Tuesday, October 09, 2007

Standard Operating Procedure

The lawyer of Robert Marks in the Waco Tribune:

John Hugh Gilmore, guest column: Mob rule, not academic freedom, at Baylor

Sunday, October 07, 2007

To its proponents, intelligent design is nothing more than a sophisticated, comprehensive critique of the theoretical and scientific foundations of Darwinism and its progeny. In other words, the theory of evolution should be put to the test. Like Marx. Like Freud.

To the opponents, intelligent design — ID — is an intellectual crime. Or so we must assume by the actions of Baylor University.

As counsel for Baylor Distinguished Professor Robert J. Marks II, I was amazed and discouraged by the controversy surrounding his rather routine yet scientifically exacting Web site that was shut down by the dean of his Engineering Department. This action came after anonymous complaints, but without an opportunity for him to respond beforehand.

The crime? His research might implicate intelligent design.

This is how a serious university should behave?

From this action, even a dispassionate observer could not help but note that Darwin has intellectual shock troops gathered around him that Marx and Freud could only admire.

Sadly, those troops not only disparage opposing ideas — a welcome fight, thank you. They seek to, and often do, destroy the careers of any academic sympathetic to ID.

Almost universally secular liberals, these types would be shocked to be called McCarthyites. But that term itself is too forgiving.

Having represented academics sympathetic to ID for almost a decade, I would call their foes on campus intellectual fascists.

Cue the usual liberal outrage replete with the usual supine coverage in the old media: How could liberals be fascists?

Easier, apparently, than they think: Shut down a Web site because of its content.

In any other circumstance, this would be the very definition of viewpoint discrimination and a gross violation of academic freedom.

Because it involves ID, however, the mob that demanded Marks’ Web site be shut down thinks nothing of it.

Many in this mob are doubtless among the bien- pensant who approved of that dwarf from Tehran (to quote the late Oriana Fallaci) speaking recently at Columbia University. Academic freedom for a dictator; none for a distinguished professor of engineering at Baylor.

In its public utterances, Baylor claims this is a dispute about process and procedure: If only Dr. Marks had filled out the right forms, his Web site would be up and running.

The evidence is against this public relations offensive.

No other Web site has been shut down or assaulted after receipt of a few complaints (those complaints have not been made available to me or my client).

We have no idea if they came from the Baylor community or, more likely, the praetorian guard of Darwinian orthodoxy, against which no ID question must be raised.

In any event, no procedures exist per se for establishing faculty Web sites, and this is true generally across the county.

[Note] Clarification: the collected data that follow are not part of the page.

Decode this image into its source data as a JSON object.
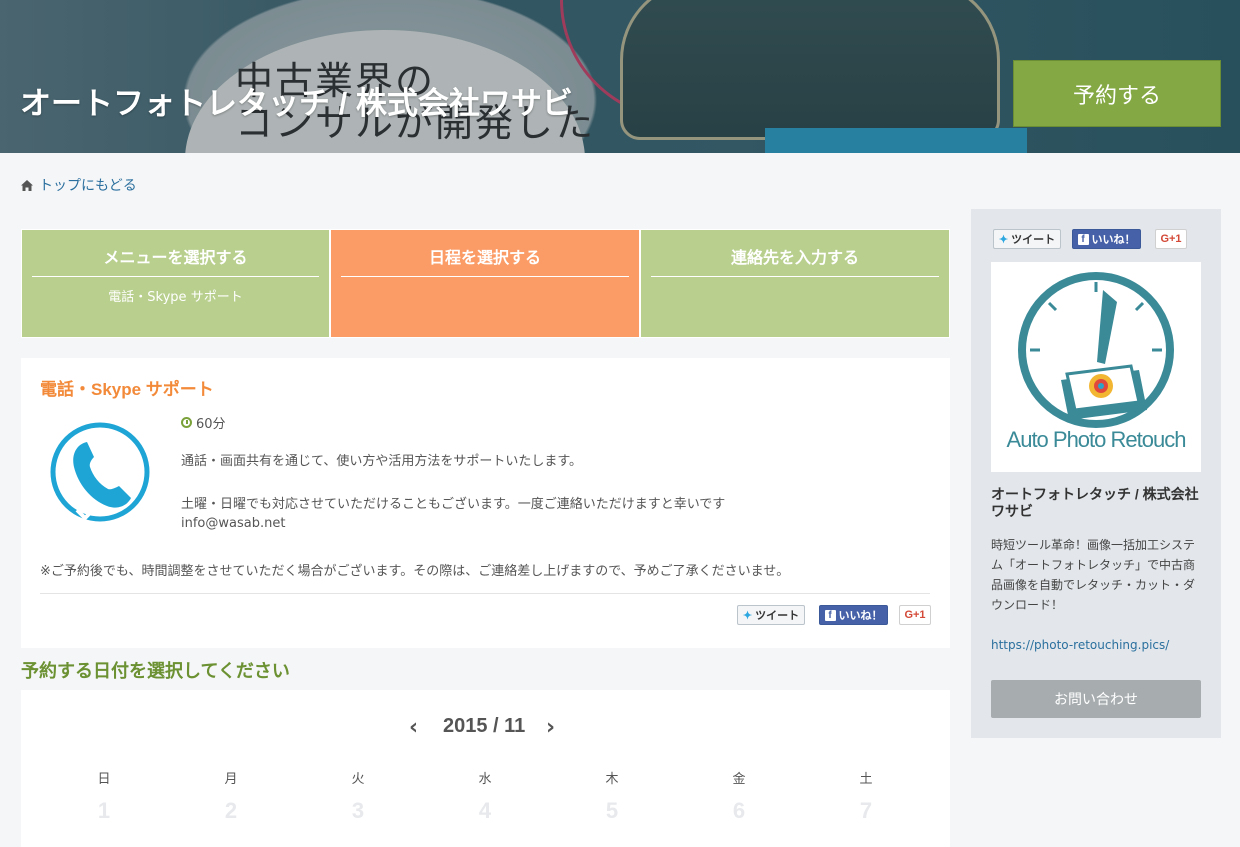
{
  "header": {
    "title": "オートフォトレタッチ / 株式会社ワサビ",
    "banner_text_line1": "中古業界の",
    "banner_text_line2": "コンサルが開発した",
    "reserve_label": "予約する"
  },
  "breadcrumb": {
    "label": "トップにもどる",
    "icon": "home-icon"
  },
  "steps": [
    {
      "label": "メニューを選択する",
      "sub": "電話・Skype サポート",
      "color": "#b8cf8d"
    },
    {
      "label": "日程を選択する",
      "sub": "",
      "color": "#fb9b65"
    },
    {
      "label": "連絡先を入力する",
      "sub": "",
      "color": "#b8cf8d"
    }
  ],
  "menu": {
    "title": "電話・Skype サポート",
    "duration": "60分",
    "desc1": "通話・画面共有を通じて、使い方や活用方法をサポートいたします。",
    "desc2": "土曜・日曜でも対応させていただけることもございます。一度ご連絡いただけますと幸いです",
    "email": "info@wasab.net",
    "note": "※ご予約後でも、時間調整をさせていただく場合がございます。その際は、ご連絡差し上げますので、予めご了承くださいませ。",
    "icon": "phone-icon"
  },
  "share": {
    "tweet": "ツイート",
    "like": "いいね！",
    "gplus": "G+1"
  },
  "calendar": {
    "heading": "予約する日付を選択してください",
    "month": "2015 / 11",
    "prev": "‹",
    "next": "›",
    "weekdays": [
      "日",
      "月",
      "火",
      "水",
      "木",
      "金",
      "土"
    ],
    "days": [
      "1",
      "2",
      "3",
      "4",
      "5",
      "6",
      "7"
    ]
  },
  "sidebar": {
    "logo_text": "Auto Photo Retouch",
    "company": "オートフォトレタッチ / 株式会社ワサビ",
    "desc": "時短ツール革命！画像一括加工システム「オートフォトレタッチ」で中古商品画像を自動でレタッチ・カット・ダウンロード！",
    "url": "https://photo-retouching.pics/",
    "contact": "お問い合わせ"
  },
  "colors": {
    "accent_green": "#84a844",
    "step_active": "#fb9b65",
    "step_inactive": "#b8cf8d",
    "menu_title": "#f28a3a",
    "link": "#2a6f9e"
  }
}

When my client and I met with the administration in early August, we readily agreed to post a disclaimer on the Web site so that a casual visitor would not think my client’s views were those of the institution.

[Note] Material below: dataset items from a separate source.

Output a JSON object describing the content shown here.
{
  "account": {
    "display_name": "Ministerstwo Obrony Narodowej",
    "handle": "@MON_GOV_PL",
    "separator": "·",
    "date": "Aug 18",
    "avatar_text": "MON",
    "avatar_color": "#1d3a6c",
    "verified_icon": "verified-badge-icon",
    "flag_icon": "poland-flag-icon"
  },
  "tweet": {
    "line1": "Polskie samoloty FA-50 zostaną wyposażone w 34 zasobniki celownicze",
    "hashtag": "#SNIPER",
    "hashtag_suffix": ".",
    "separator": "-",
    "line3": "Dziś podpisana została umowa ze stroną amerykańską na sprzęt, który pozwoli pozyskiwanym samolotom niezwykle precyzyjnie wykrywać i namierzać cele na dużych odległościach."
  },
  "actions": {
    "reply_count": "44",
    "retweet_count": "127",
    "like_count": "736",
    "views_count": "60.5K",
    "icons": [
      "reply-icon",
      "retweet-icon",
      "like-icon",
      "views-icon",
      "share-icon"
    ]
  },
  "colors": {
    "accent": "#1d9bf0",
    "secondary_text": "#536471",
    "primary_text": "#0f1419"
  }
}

Baylor, like all institutions, deserves that basic fairness. Indeed, I consider it Baylor’s legal right.

Unfortunately, ever since that meeting, the agreement has unraveled.

Increasingly, more demands and restrictions were placed on my client and his Web site.

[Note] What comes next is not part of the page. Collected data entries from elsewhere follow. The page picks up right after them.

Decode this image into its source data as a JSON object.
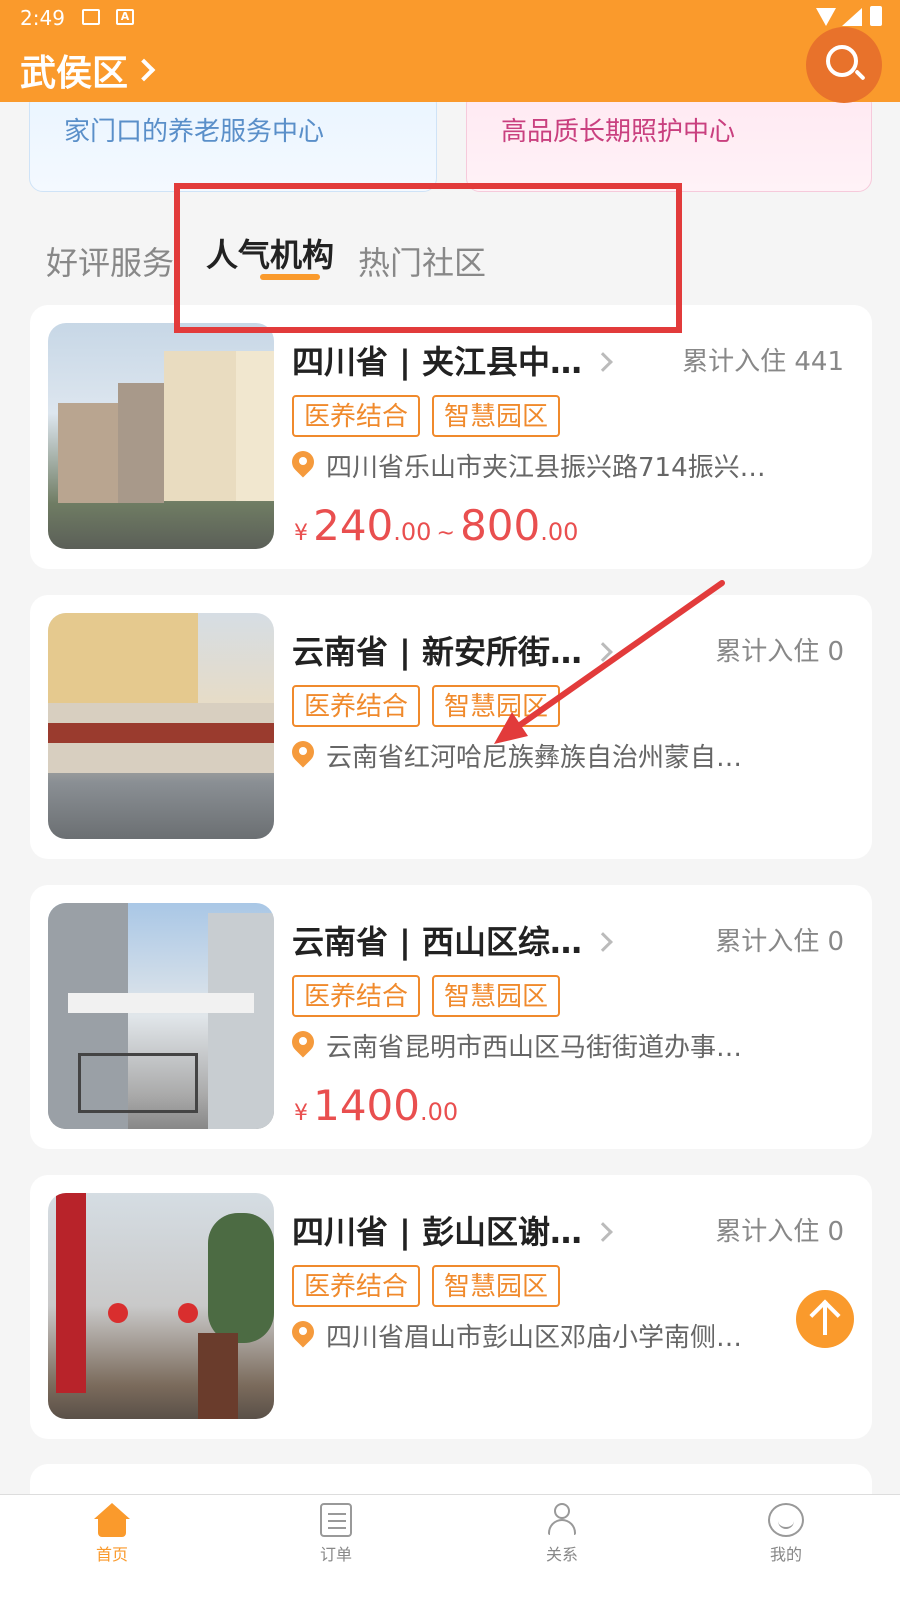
{
  "status_bar": {
    "time": "2:49",
    "a_icon_text": "A"
  },
  "header": {
    "location": "武侯区"
  },
  "banners": [
    {
      "text": "家门口的养老服务中心"
    },
    {
      "text": "高品质长期照护中心"
    }
  ],
  "tabs": [
    {
      "label": "好评服务",
      "active": false
    },
    {
      "label": "人气机构",
      "active": true
    },
    {
      "label": "热门社区",
      "active": false
    }
  ],
  "cards": [
    {
      "name": "四川省 | 夹江县中…",
      "stays": "累计入住 441",
      "tags": [
        "医养结合",
        "智慧园区"
      ],
      "address": "四川省乐山市夹江县振兴路714振兴…",
      "price": {
        "currency": "¥",
        "min_int": "240",
        "min_dec": ".00",
        "sep": "~",
        "max_int": "800",
        "max_dec": ".00"
      }
    },
    {
      "name": "云南省 | 新安所街…",
      "stays": "累计入住 0",
      "tags": [
        "医养结合",
        "智慧园区"
      ],
      "address": "云南省红河哈尼族彝族自治州蒙自…"
    },
    {
      "name": "云南省 | 西山区综…",
      "stays": "累计入住 0",
      "tags": [
        "医养结合",
        "智慧园区"
      ],
      "address": "云南省昆明市西山区马街街道办事…",
      "price": {
        "currency": "¥",
        "min_int": "1400",
        "min_dec": ".00"
      }
    },
    {
      "name": "四川省 | 彭山区谢…",
      "stays": "累计入住 0",
      "tags": [
        "医养结合",
        "智慧园区"
      ],
      "address": "四川省眉山市彭山区邓庙小学南侧…"
    }
  ],
  "bottom_nav": [
    {
      "label": "首页",
      "icon": "home-icon",
      "active": true
    },
    {
      "label": "订单",
      "icon": "order-icon",
      "active": false
    },
    {
      "label": "关系",
      "icon": "relation-icon",
      "active": false
    },
    {
      "label": "我的",
      "icon": "profile-icon",
      "active": false
    }
  ],
  "colors": {
    "accent": "#fa9a2c",
    "price": "#e94f4f",
    "annotation": "#e23b3b"
  }
}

We tried to accommodate many of them, even though they were never raised in our meeting. It became clear, however, that the real goal was to keep the Web site down and off of Baylor’s servers.

Oddly, my client has two other Web sites on Baylor’s servers currently. Neither of them went through the non-existent process and procedures the university publicly claims were necessary.

Of course, neither of them deals with ID, and so they have not been selected for special discrimination and persecution.

Baylor’s claim that Marks’ Web site was not shut down because of its content is simply untrue.

In Minnesota, where I live, a well-known biologist and faithful believer in evolution, Professor P.Z. Meyers, has followed what Baylor has done and called for it to reverse itself.

Meyers loathes ID and its proponents and blogs about it, frequently with exceptional humor. It is more than telling — shameful, perhaps? — that Meyers, a self-identified atheist, sees something amiss here that those in power at Baylor cannot or will not.

Apart from one quote early on, I have forbidden my client from speaking publicly, and these words are mine alone.

Marks was, it should be noted, earnestly recruited by Baylor after teaching at the University of Washington for more than a quarter- century. His reputation is international in scope. He chose Baylor because of its Baptist mission and commitment to excellence.

Now such an outstanding educator finds his Web site placed on a digital bonfire.

He must suffer the university’s insulting comments to the effect that the ensuing controversy is his fault. Though tenured, he does not know what the future holds.

These intellectual pogroms by Darwinists take a frightening toll on the individuals upon which they are inflicted.

Like so much else, it’s just one more thing the evolutionary establishment doesn’t want you to know.

1 comment:

Matt said...

It seems that Baylor is as Baptist as USF is Catholic.